Run ONLY syslog service on system B. If there is nothing else running it
will be next to impossible to hack system B because there's nothing to
attack, (unless there is a vulnerability in the syslogd running on B). I
guess the hacker could also try to fill /var on the syslog server but
even so you would probably still have the info you needed...
It doesnt copy whole files, it writes the logs in realtime to a remote
machine.
You setup system A to log remotely to system B by modifying the
syslog.conf on A, and you setup system B to listen for network syslog by
modifying /etc/rc.d/init.d/syslogd.
E.g on A, in syslog.conf you have;
*.info;mail.none;authpriv.none /var/log/messages
you could add
*.info;mail.none;authpriv.none @loghost.domain.com
so that the same info that is written to the messages file on the local
machine is also written to loghost. (See man syslog.conf)
On B you would add -r to /etc/rc.d/init.d/syslogd (and perhaps other
options - see man syslogd).

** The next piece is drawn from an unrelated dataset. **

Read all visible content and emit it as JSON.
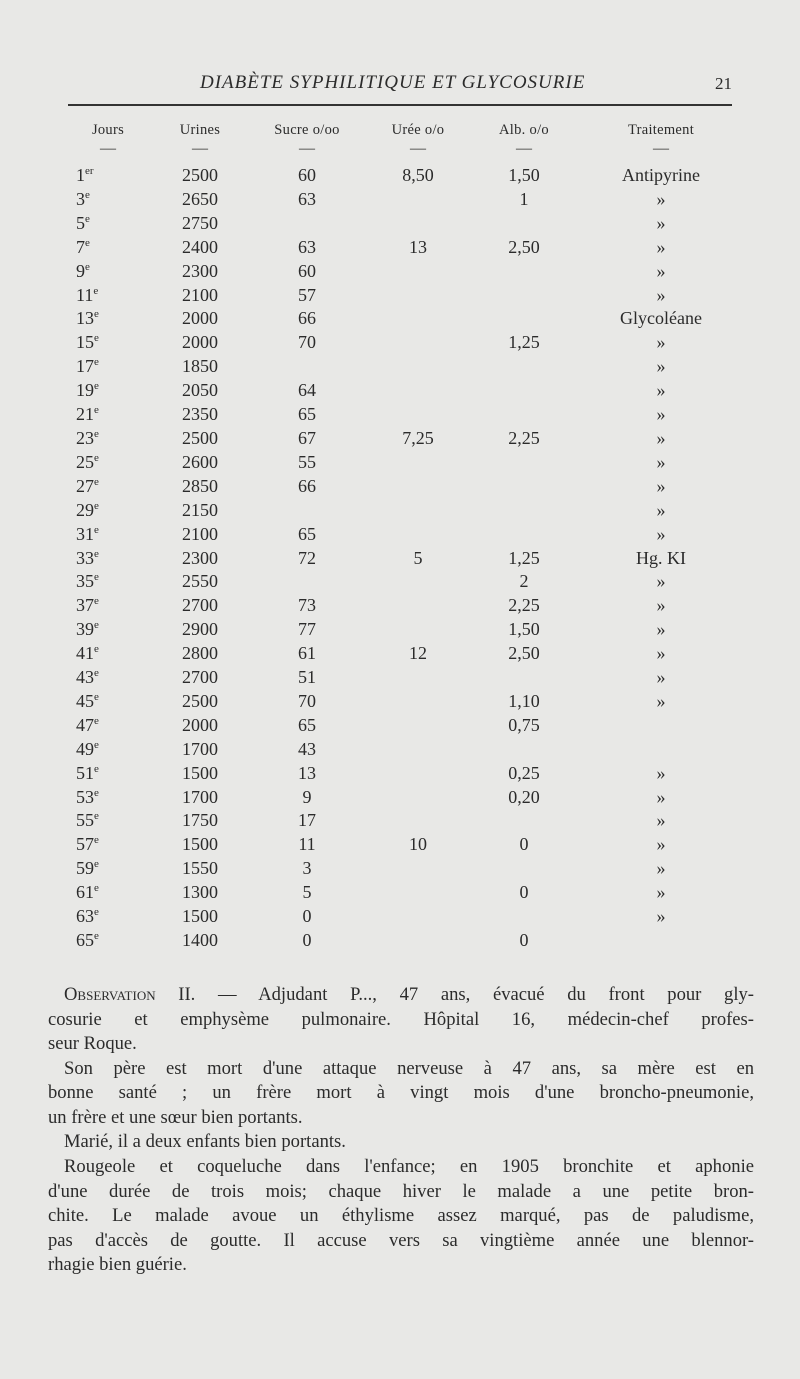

If you need help modifying this script let
me know.
BTW - this remote logging is very cool shit for tracking lamer break in
attempts. Cisco routers also remote syslog - let me know if you want
more info on that. After you have this setup, look at swatch or a
similar syslog watcher so you can have loghost mail/page you, traceroute
to the remote host or whatever, when evil things occur.